In 2017, IBM spent $5.4 billion dollars on R&D (sources vary on the number). That’s a lot of money. Not as much as Amazon ($23 billion) or Alphabet ($16 billion), but still a pretty good chunk of money. Instead of saying billion, let’s say thousand-million, so IBM spent five-thousand-four-hundred million dollars on R&D.

It’s roughly the same as what they spent in 2005, and their revenue is roughly the same as back then ($88 billion in 2006, $80 billion in 2017)

They’re doing a bunch of things to stay relevant, but while most people have heard about AWS or Azure, I don’t often bump into people who know or use IBM Bluemix (now “IBM Cloud”). Is it any good? I guess it must be; the revenue was at the time of writing (Jan 2019) about the same as AWS and Azure (between $7 billion and 9 billion), but AWS and Azure is growing very, very fast (~50% growth per year). As a developer, trying out AWS or Azure, for real, can be accomplished in a few hours. I tried Bluemix years ago. I gave up. I’m sure that I could have gotten it off the ground, but why should I spend days on something that I can do in hours with the other vendors?

Most have heard about IBM’s Watson project. Watson is a project to make a computer that knows everything; it can play Jeopardy, diagnose patients and judge your wardrobe. Reading about the intended purposes of Watson, it seems as if they’re constantly trying new (random) things, only to get beat by Amazon, Apple, Microsoft or Google in the areas that matter. Morgan-Stanley asked ~100 CIO’s about their interest in AI, and 43 of them were considering using AI. Of those, 10 preferred IBM Watson. I don’t know what “preferred” means, and I don’t know what they plan to do, but just because IBM has plowed a lot of money into building something that runs on their mainframes, doesn’t mean it’s valuable. As a side note, the survey (in the link) converted the numbers to percentages to make them seem more significant, but really, it was just 10 dudes out of 100 who said they “preferred Watson”. SO FAKE NEWS!!! (or at least, take it with a grain of salt).

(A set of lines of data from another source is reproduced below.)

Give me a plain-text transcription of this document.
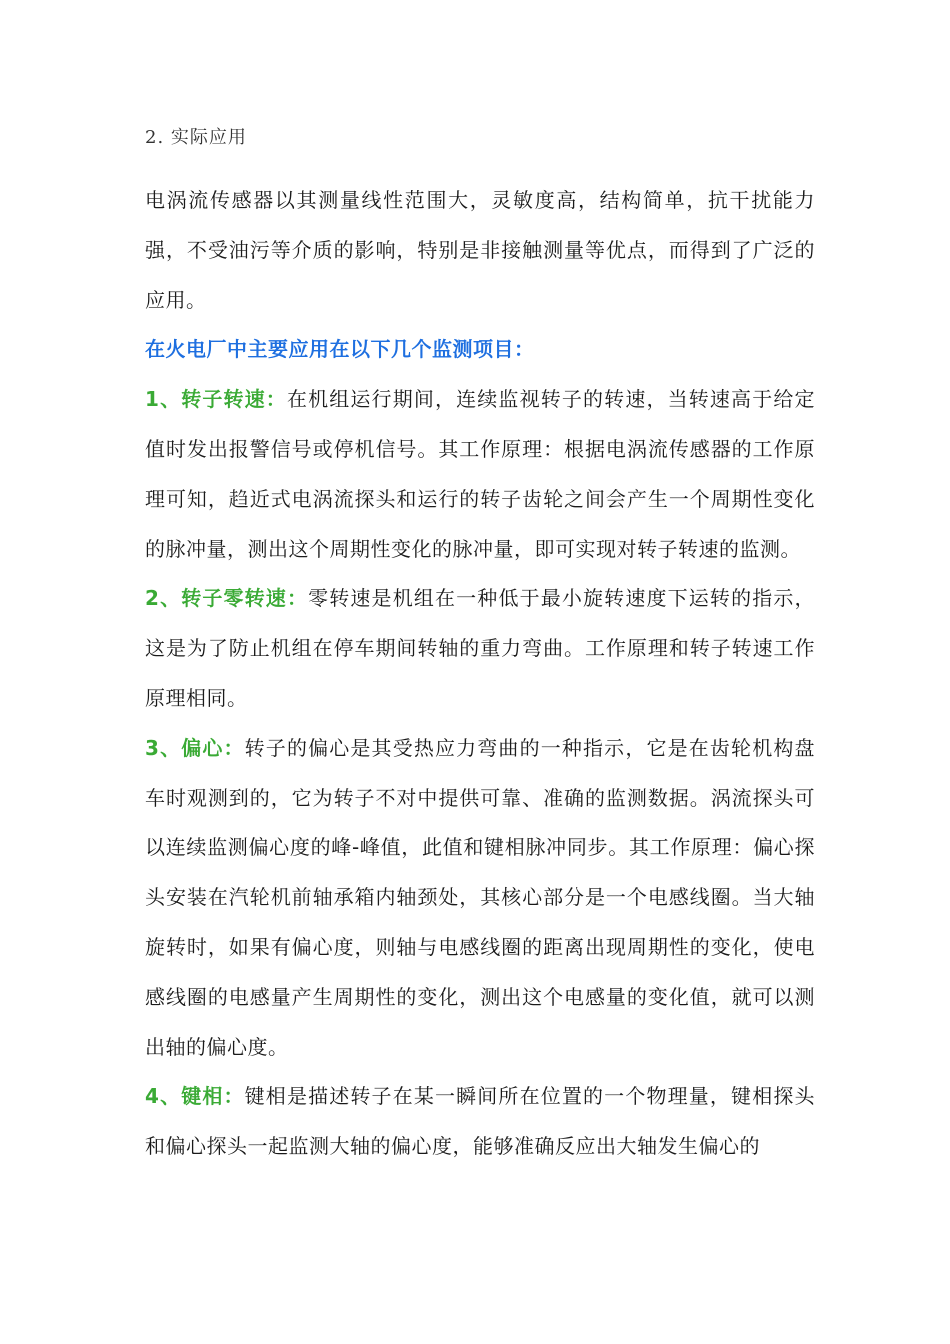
2. 实际应用

电涡流传感器以其测量线性范围大，灵敏度高，结构简单，抗干扰能力强，不受油污等介质的影响，特别是非接触测量等优点，而得到了广泛的应用。

在火电厂中主要应用在以下几个监测项目：

1、转子转速：在机组运行期间，连续监视转子的转速，当转速高于给定值时发出报警信号或停机信号。其工作原理：根据电涡流传感器的工作原理可知，趋近式电涡流探头和运行的转子齿轮之间会产生一个周期性变化的脉冲量，测出这个周期性变化的脉冲量，即可实现对转子转速的监测。

2、转子零转速：零转速是机组在一种低于最小旋转速度下运转的指示，这是为了防止机组在停车期间转轴的重力弯曲。工作原理和转子转速工作原理相同。

3、偏心：转子的偏心是其受热应力弯曲的一种指示，它是在齿轮机构盘车时观测到的，它为转子不对中提供可靠、准确的监测数据。涡流探头可以连续监测偏心度的峰-峰值，此值和键相脉冲同步。其工作原理：偏心探头安装在汽轮机前轴承箱内轴颈处，其核心部分是一个电感线圈。当大轴旋转时，如果有偏心度，则轴与电感线圈的距离出现周期性的变化，使电感线圈的电感量产生周期性的变化，测出这个电感量的变化值，就可以测出轴的偏心度。

4、键相：键相是描述转子在某一瞬间所在位置的一个物理量，键相探头和偏心探头一起监测大轴的偏心度，能够准确反应出大轴发生偏心的
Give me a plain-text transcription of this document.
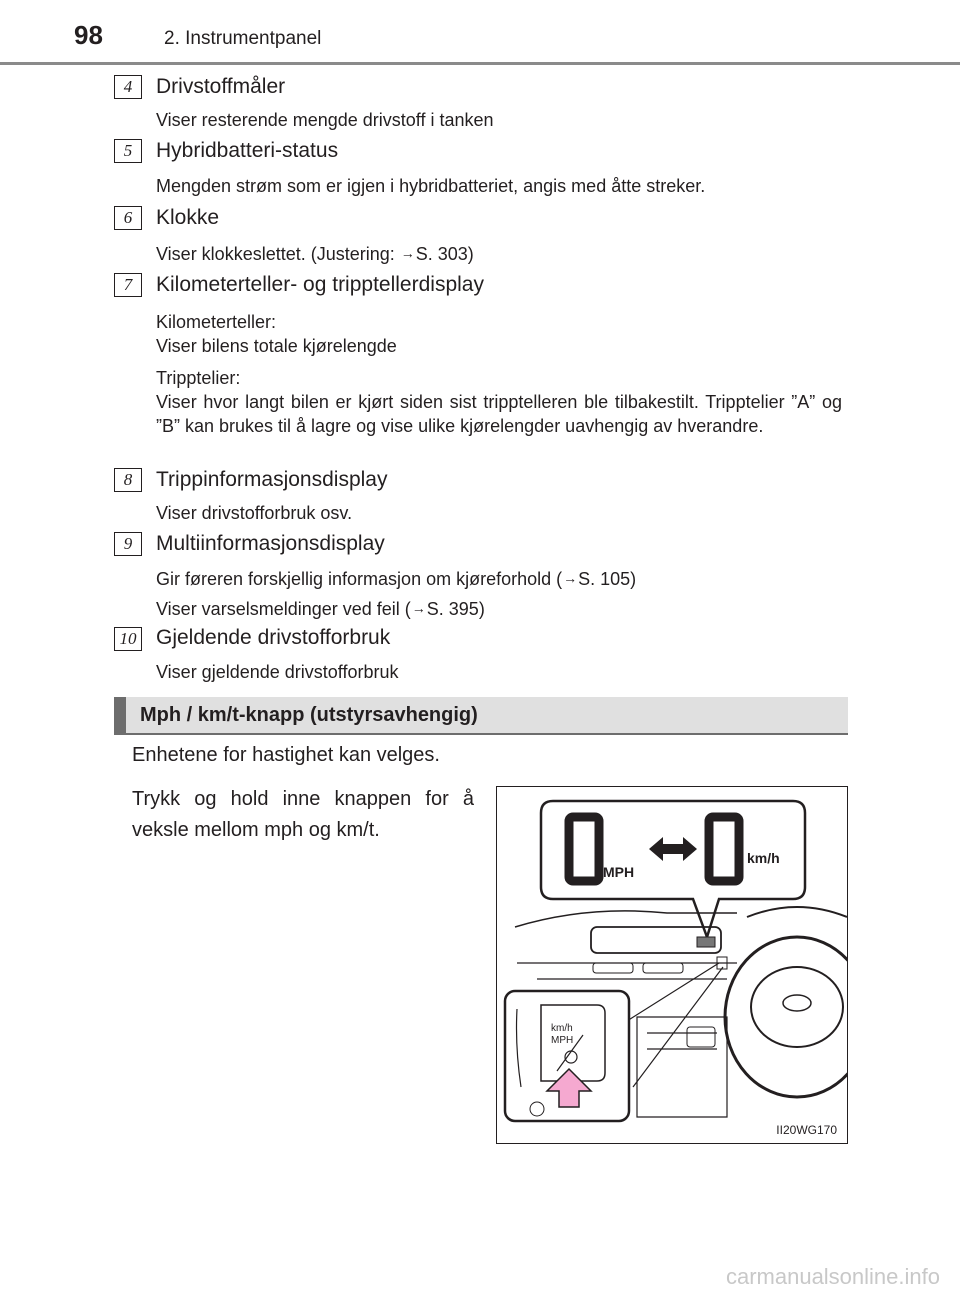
98	2. Instrumentpanel
4	Drivstoffmåler
Viser resterende mengde drivstoff i tanken
5	Hybridbatteri-status
Mengden strøm som er igjen i hybridbatteriet, angis med åtte streker.
6	Klokke
Viser klokkeslettet. (Justering: →S. 303)
7	Kilometerteller- og tripptellerdisplay
Kilometerteller:
Viser bilens totale kjørelengde
Tripptelier:
Viser hvor langt bilen er kjørt siden sist tripptelleren ble tilbakestilt. Tripptelier ”A” og ”B” kan brukes til å lagre og vise ulike kjørelengder uavhengig av hverandre.
8	Trippinformasjonsdisplay
Viser drivstofforbruk osv.
9	Multiinformasjonsdisplay
Gir føreren forskjellig informasjon om kjøreforhold (→S. 105)
Viser varselsmeldinger ved feil (→S. 395)
10 Gjeldende drivstofforbruk
Viser gjeldende drivstofforbruk
Mph / km/t-knapp (utstyrsavhengig)
Enhetene for hastighet kan velges.
Trykk og hold inne knappen for å veksle mellom mph og km/t.
MPH
km/h
km/h
MPH
II20WG170
carmanualsonline.info
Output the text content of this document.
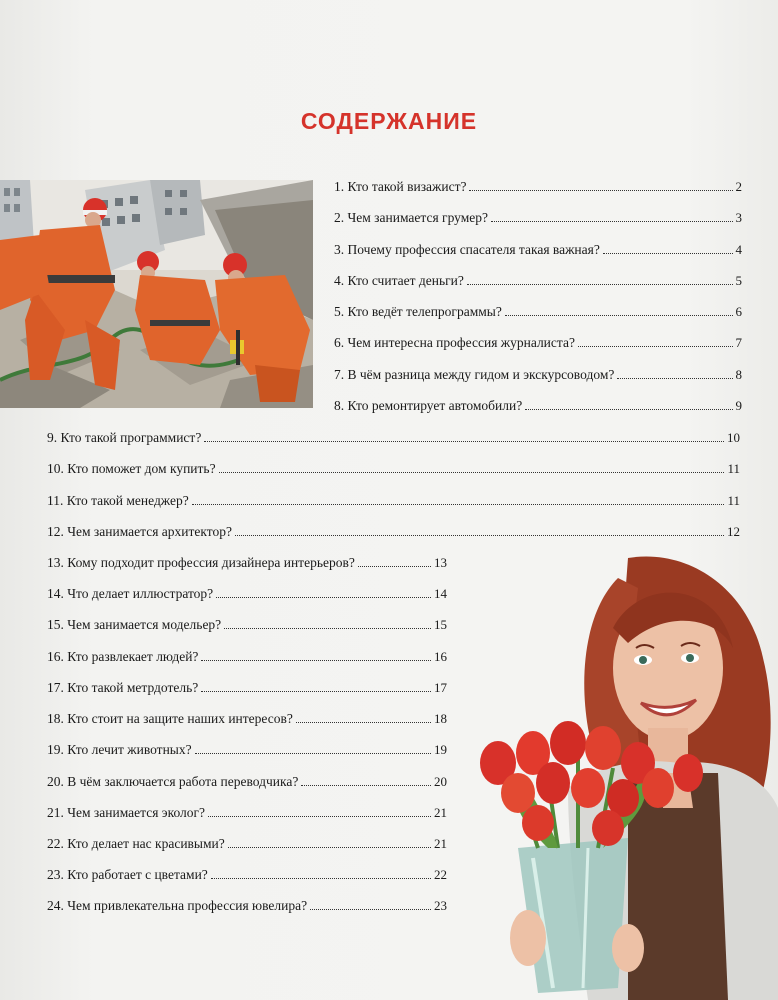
СОДЕРЖАНИЕ
1. Кто такой визажист?	2
2. Чем занимается грумер?	3
3. Почему профессия спасателя такая важная?	4
4. Кто считает деньги?	5
5. Кто ведёт телепрограммы?	6
6. Чем интересна профессия журналиста?	7
7. В чём разница между гидом и экскурсоводом?	8
8. Кто ремонтирует автомобили?	9
9. Кто такой программист?	10
10. Кто поможет дом купить?	11
11. Кто такой менеджер?	11
12. Чем занимается архитектор?	12
13. Кому подходит профессия дизайнера интерьеров?	13
14. Что делает иллюстратор?	14
15. Чем занимается модельер?	15
16. Кто развлекает людей?	16
17. Кто такой метрдотель?	17
18. Кто стоит на защите наших интересов?	18
19. Кто лечит животных?	19
20. В чём заключается работа переводчика?	20
21. Чем занимается эколог?	21
22. Кто делает нас красивыми?	21
23. Кто работает с цветами?	22
24. Чем привлекательна профессия ювелира?	23
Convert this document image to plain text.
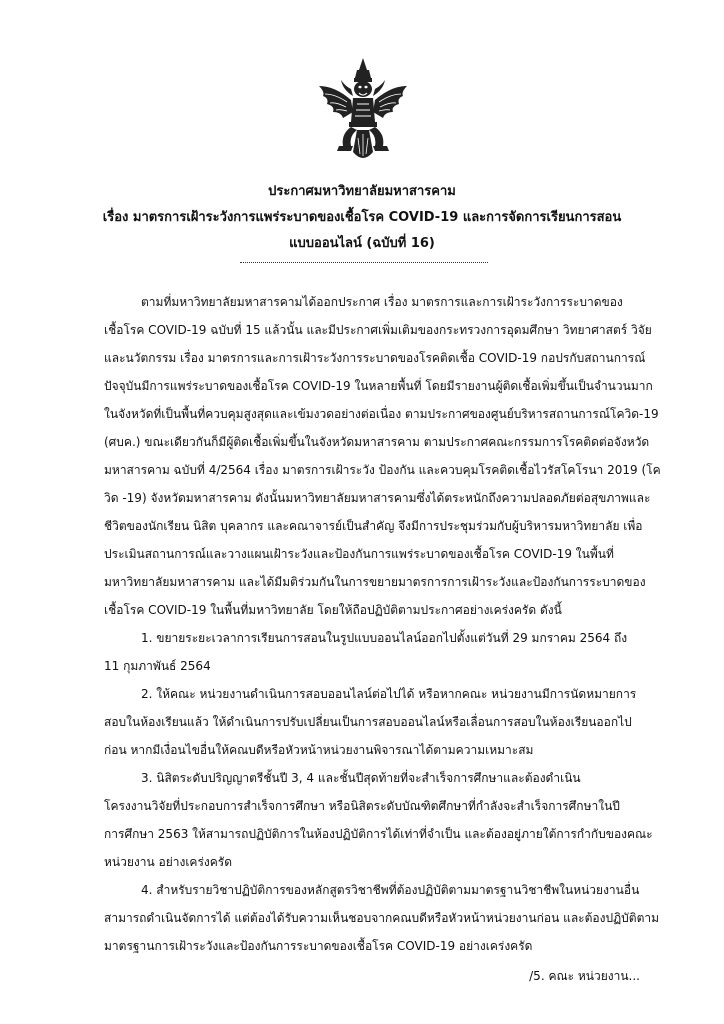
ประกาศมหาวิทยาลัยมหาสารคาม
เรื่อง มาตรการเฝ้าระวังการแพร่ระบาดของเชื้อโรค COVID-19 และการจัดการเรียนการสอน
แบบออนไลน์ (ฉบับที่ 16)
ตามที่มหาวิทยาลัยมหาสารคามได้ออกประกาศ เรื่อง มาตรการและการเฝ้าระวังการระบาดของ
เชื้อโรค COVID-19 ฉบับที่ 15 แล้วนั้น และมีประกาศเพิ่มเติมของกระทรวงการอุดมศึกษา วิทยาศาสตร์ วิจัย
และนวัตกรรม เรื่อง มาตรการและการเฝ้าระวังการระบาดของโรคติดเชื้อ COVID-19 กอปรกับสถานการณ์
ปัจจุบันมีการแพร่ระบาดของเชื้อโรค COVID-19 ในหลายพื้นที่ โดยมีรายงานผู้ติดเชื้อเพิ่มขึ้นเป็นจำนวนมาก
ในจังหวัดที่เป็นพื้นที่ควบคุมสูงสุดและเข้มงวดอย่างต่อเนื่อง ตามประกาศของศูนย์บริหารสถานการณ์โควิด-19
(ศบค.) ขณะเดียวกันก็มีผู้ติดเชื้อเพิ่มขึ้นในจังหวัดมหาสารคาม ตามประกาศคณะกรรมการโรคติดต่อจังหวัด
มหาสารคาม ฉบับที่ 4/2564 เรื่อง มาตรการเฝ้าระวัง ป้องกัน และควบคุมโรคติดเชื้อไวรัสโคโรนา 2019 (โค
วิด -19) จังหวัดมหาสารคาม ดังนั้นมหาวิทยาลัยมหาสารคามซึ่งได้ตระหนักถึงความปลอดภัยต่อสุขภาพและ
ชีวิตของนักเรียน นิสิต บุคลากร และคณาจารย์เป็นสำคัญ จึงมีการประชุมร่วมกับผู้บริหารมหาวิทยาลัย เพื่อ
ประเมินสถานการณ์และวางแผนเฝ้าระวังและป้องกันการแพร่ระบาดของเชื้อโรค COVID-19 ในพื้นที่
มหาวิทยาลัยมหาสารคาม และได้มีมติร่วมกันในการขยายมาตรการการเฝ้าระวังและป้องกันการระบาดของ
เชื้อโรค COVID-19 ในพื้นที่มหาวิทยาลัย โดยให้ถือปฏิบัติตามประกาศอย่างเคร่งครัด ดังนี้
1. ขยายระยะเวลาการเรียนการสอนในรูปแบบออนไลน์ออกไปตั้งแต่วันที่ 29 มกราคม 2564 ถึง
11 กุมภาพันธ์ 2564
2. ให้คณะ หน่วยงานดำเนินการสอบออนไลน์ต่อไปได้ หรือหากคณะ หน่วยงานมีการนัดหมายการ
สอบในห้องเรียนแล้ว ให้ดำเนินการปรับเปลี่ยนเป็นการสอบออนไลน์หรือเลื่อนการสอบในห้องเรียนออกไป
ก่อน หากมีเงื่อนไขอื่นให้คณบดีหรือหัวหน้าหน่วยงานพิจารณาได้ตามความเหมาะสม
3. นิสิตระดับปริญญาตรีชั้นปี 3, 4 และชั้นปีสุดท้ายที่จะสำเร็จการศึกษาและต้องดำเนิน
โครงงานวิจัยที่ประกอบการสำเร็จการศึกษา หรือนิสิตระดับบัณฑิตศึกษาที่กำลังจะสำเร็จการศึกษาในปี
การศึกษา 2563 ให้สามารถปฏิบัติการในห้องปฏิบัติการได้เท่าที่จำเป็น และต้องอยู่ภายใต้การกำกับของคณะ
หน่วยงาน อย่างเคร่งครัด
4. สำหรับรายวิชาปฏิบัติการของหลักสูตรวิชาชีพที่ต้องปฏิบัติตามมาตรฐานวิชาชีพในหน่วยงานอื่น
สามารถดำเนินจัดการได้ แต่ต้องได้รับความเห็นชอบจากคณบดีหรือหัวหน้าหน่วยงานก่อน และต้องปฏิบัติตาม
มาตรฐานการเฝ้าระวังและป้องกันการระบาดของเชื้อโรค COVID-19 อย่างเคร่งครัด
/5. คณะ หน่วยงาน...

IBM’s revenue did grow recently, but the growth was driven largely by mainframes (cloud business also saw an uptick, about 20% growth), but most people are wondering if this is sustainable. Aren’t we all moving towards serverless (a’la Amazon Lambda), which basically means “sell me cycles as cheap as possible”. It smells like commoditization, narrow margins and huge volume – running on the cheapest possible hardware. A game in which IBM’s expensive mainframes probably will struggle. It seems as if IBM is anticipating this, and just took a major step in that direction by paying $34 billion for Red Hat.

IBM basically went from being front and center of the PC revolution to being a a large, but mostly invisible company. I used to be that “PC software” def. would work on an IBM PC, but then things got bad. For example, 20 years ago there was just one person at the dorm with an actual IBM computer, and it was not compatible with any of the clones the rest of us had. The world had taken the parts that were useful (common platform), and moved on. IBM thought they were still in control of the platform, and could deviate from it. Turned out they were wrong.

Is there a need for IBM any longer?

Sure, banks, government and insurance companies with huge legacy systems, that can’t be moved, will keep buying mainframes forever. So there’s certainly a need. But it’s the same sort of need a drug addict has when they’re coming off their drugs. It’s not a “good” need. Does IBM have anything unique and valuable they can offer to the “cheap reliable cycles” world of the cloud? Do they have anything in the AI space that isn’t being beat by the usual suspects, or at least will be beat, as soon as it becomes commercially viable?

We need competition. If we’re left with Azure and AWS, the world will be a boring place. IBM could maybe compete with AWS. I don’t see why they wouldn’t be able to. But perhaps they aren’t willing or capable.